I've chosen to skip over-identifying with the label of empath with intuition as a superpower. (Thank you for coining the term "retired empath" Maryam Hasnaa!) And instead, I empower myself with agency, the ability to choose my responses with discernment.
I don’t have to be ruled by my nature. I can choose when to skillfully amplify these sensitivities as gifts and when to subdue and soften my reactions with intention. Of course, it’s more nuanced than that AND that shift in itself brings so much long awaited RELIEF. This repatterning is me integrating my PERSONAL POWER.
Mindfulness practice, Reiki meditations, and additional nervous system regulation tools have been so helpful with changing my default responses of overreaction and periods of shutdown. My window of capacity is so much more broad and flexible. Yay!

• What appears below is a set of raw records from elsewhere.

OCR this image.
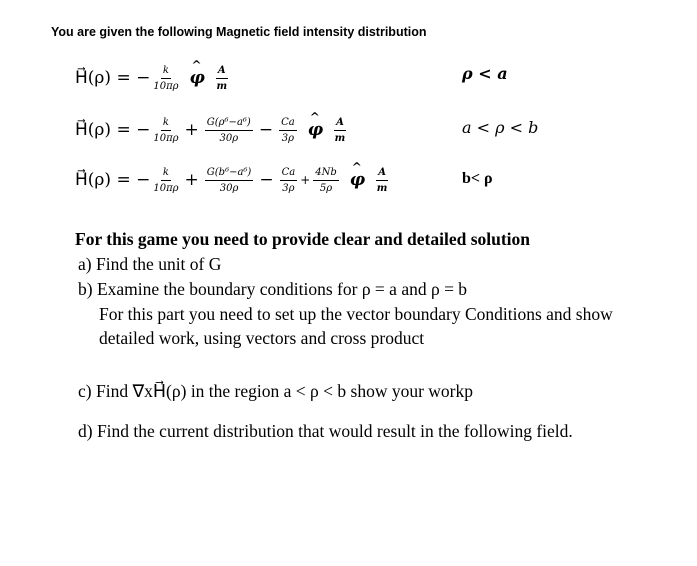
You are given the following Magnetic field intensity distribution
H⃗(ρ) = − $\frac{k}{10\pi\rho}$ ^ φ $\frac{A}{m}$	ρ < a
H⃗(ρ) = − $\frac{k}{10\pi\rho} + \frac{\text{G(ρ⁶−a⁶)}}{30\rho} - \frac{Ca}{3\rho}$ ^ φ $\frac{A}{m}$	a < ρ < b
H⃗(ρ) = − $\frac{k}{10\pi\rho} + \frac{\text{G(b⁶−a⁶)}}{30\rho} - \frac{Ca}{3\rho} + \frac{4Nb}{5\rho}$ ^ φ $\frac{A}{m}$	b< ρ
For this game you need to provide clear and detailed solution
a) Find the unit of G
b) Examine the boundary conditions for ρ = a and ρ = b
For this part you need to set up the vector boundary Conditions and show
detailed work, using vectors and cross product
c) Find ∇xH⃗(ρ) in the region a < ρ < b show your workp
d) Find the current distribution that would result in the following field.
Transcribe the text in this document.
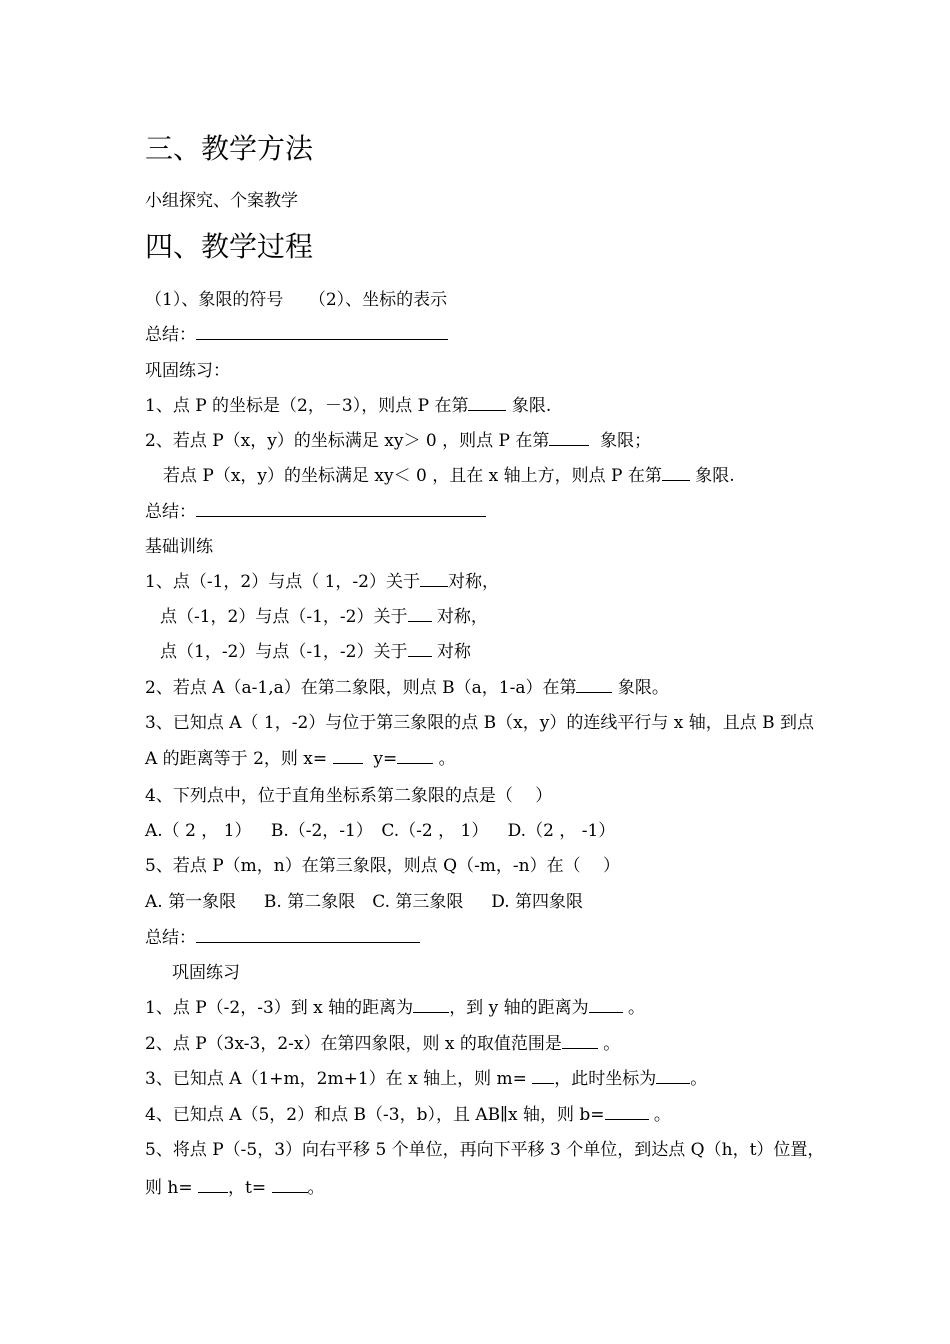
三、教学方法
小组探究、个案教学
四、教学过程
（1）、象限的符号　　（2）、坐标的表示
总结：
巩固练习：
1、点 P 的坐标是（2，－3），则点 P 在第 象限.
2、若点 P（x，y）的坐标满足 xy＞ 0 ，则点 P 在第  象限；
若点 P（x，y）的坐标满足 xy＜ 0 ，且在 x 轴上方，则点 P 在第 象限.
总结：
基础训练
1、点（-1，2）与点（ 1，-2）关于 对称，
点（-1，2）与点（-1，-2）关于 对称，
点（1，-2）与点（-1，-2）关于 对称
2、若点 A（a-1,a）在第二象限，则点 B（a，1-a）在第 象限。
3、已知点 A（ 1，-2）与位于第三象限的点 B（x，y）的连线平行与 x 轴，且点 B 到点
A 的距离等于 2，则 x=   y= 。
4、下列点中，位于直角坐标系第二象限的点是（　 ）
A.（ 2 ， 1）　  B.（-2，-1）　C.（-2 ， 1）　  D.（2 ， -1）
5、若点 P（m，n）在第三象限，则点 Q（-m，-n）在（　 ）
A. 第一象限　  B. 第二象限　C. 第三象限　  D. 第四象限
总结：
巩固练习
1、点 P（-2，-3）到 x 轴的距离为 ，到 y 轴的距离为 。
2、点 P（3x-3，2-x）在第四象限，则 x 的取值范围是 。
3、已知点 A（1+m，2m+1）在 x 轴上，则 m= ，此时坐标为 。
4、已知点 A（5，2）和点 B（-3，b），且 AB∥x 轴，则 b=	。
5、将点 P（-5，3）向右平移 5 个单位，再向下平移 3 个单位，到达点 Q（h，t）位置，
则 h= ，t= 。
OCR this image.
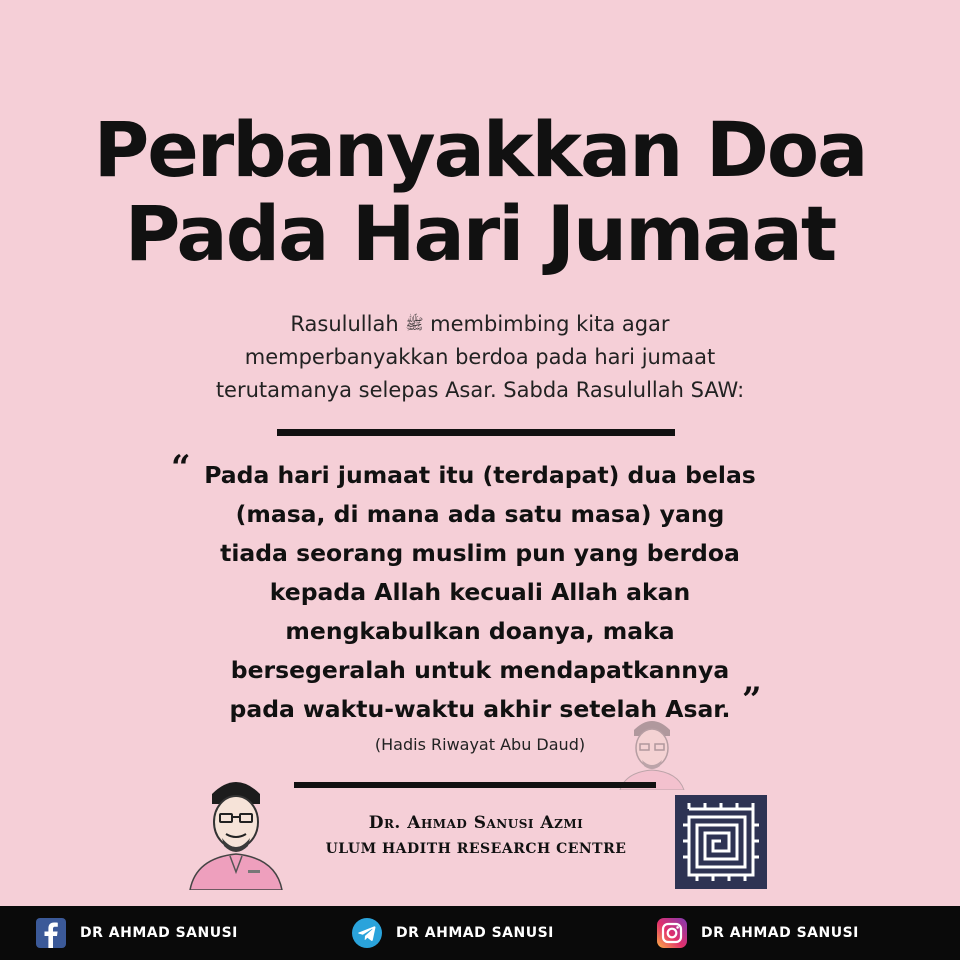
Perbanyakkan Doa
Pada Hari Jumaat
Rasulullah ﷺ membimbing kita agar
memperbanyakkan berdoa pada hari jumaat
terutamanya selepas Asar. Sabda Rasulullah SAW:
“ Pada hari jumaat itu (terdapat) dua belas
(masa, di mana ada satu masa) yang
tiada seorang muslim pun yang berdoa
kepada Allah kecuali Allah akan
mengkabulkan doanya, maka
bersegeralah untuk mendapatkannya
pada waktu-waktu akhir setelah Asar. ”
(Hadis Riwayat Abu Daud)
Dr. Ahmad Sanusi Azmi
ULUM HADITH RESEARCH CENTRE
DR AHMAD SANUSI	DR AHMAD SANUSI	DR AHMAD SANUSI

Progress has been slow and steady with "setbacks" here and there. We all know so well how healing is nonlinear. I get that now - so much - that I feel it in my bones. I feel it with that deep down knowing.
It’s been an interesting journey navigating this early on with guidance from mostly online teachers like Cyndi Dale, Maryam Hasnaa, and Lacy Phillips. Upledger CranioSacral Therapy courses have been a godsend this year. I’m still searching for an amazing therapist and indeed, bodywork and acupuncture have kept me going. (Insert heart emoji here)
And through it all, I’m truly grateful for my community: friends, family, and you, my clients, who have been patient and supportive even when you weren’t quite sure what the heck was going on (To be honest, even I wasn’t sure until now).
I KNOW. This is probably the 5th version of my website! LOL I think we went from Reiki with Jenny to Arctic Fox Healing Arts to Dream with Jenny... to Heal with Jenny... Umm, yeah. We can stop there! Obviously I was going through some serious indecision about my future.
COACH? HEALER? ENERGY WORKER? THERAPIST? Yep, now I'm just gonna do it all! Grad school is on the horizon (Well, maybe not any time soon...or at all really...more on that here).
It was our loving connection that kept me returning to the work time and time again. For a hot minute it felt like I couldn’t do it any longer because I simply needed another break. Pandemic wasn't enough. What was required was for me to refill my cup multiple times over so I could be SUSTAINABLE.
I had to walk the talk and rearrange all the moving parts. I had to stop hiding my pain. I had to stop going, going, going.
So my question for you, for us, for society is… Can we stop pretending when things aren’t feeling good? Can we stop masking? Can we stop running away and numbing? Can we return to truly loving ourselves flaws and all?
Can we open to the ebb and flow of life and make grace a default response when we feel tired? Can we help each other through the hard times by suspending judgment?
Let’s start chatting about this. I welcome an authentic dialogue and freedom to express your individual perspectives. This isn’t a one size fits all kind of thing.
And finally, I’m here to say I’m sorry. I’m sorry for jumping ship with no notice or limited notice. I didn’t realize how much you all were affected by my actions. I’m sorry I wasn’t there for you when you needed my support.
So I extend a warm welcome back to my long term clients who have rediscovered me. (BIG HUGS) You know the sentiment… “Reunited and it feels so good.” Sing along with me now. lol
Have questions? Need a one-to-one unpacking? Please hop on a call with me.
We’re all in this together. Here’s to our collective rising!
WITH LOVE + A MILLION THANK YOU'S,
JENNY DIPASUPIL, LMT
P.S. If you’re a bodyworker struggling with depletion, you gotta take this class by awesome teacher and mentor, Eric Moya. It helped me make sense of what I’ve been through. And now I have an even deeper skill set to help my clients through the tough times. For this, I am so, so, so GRATEFUL.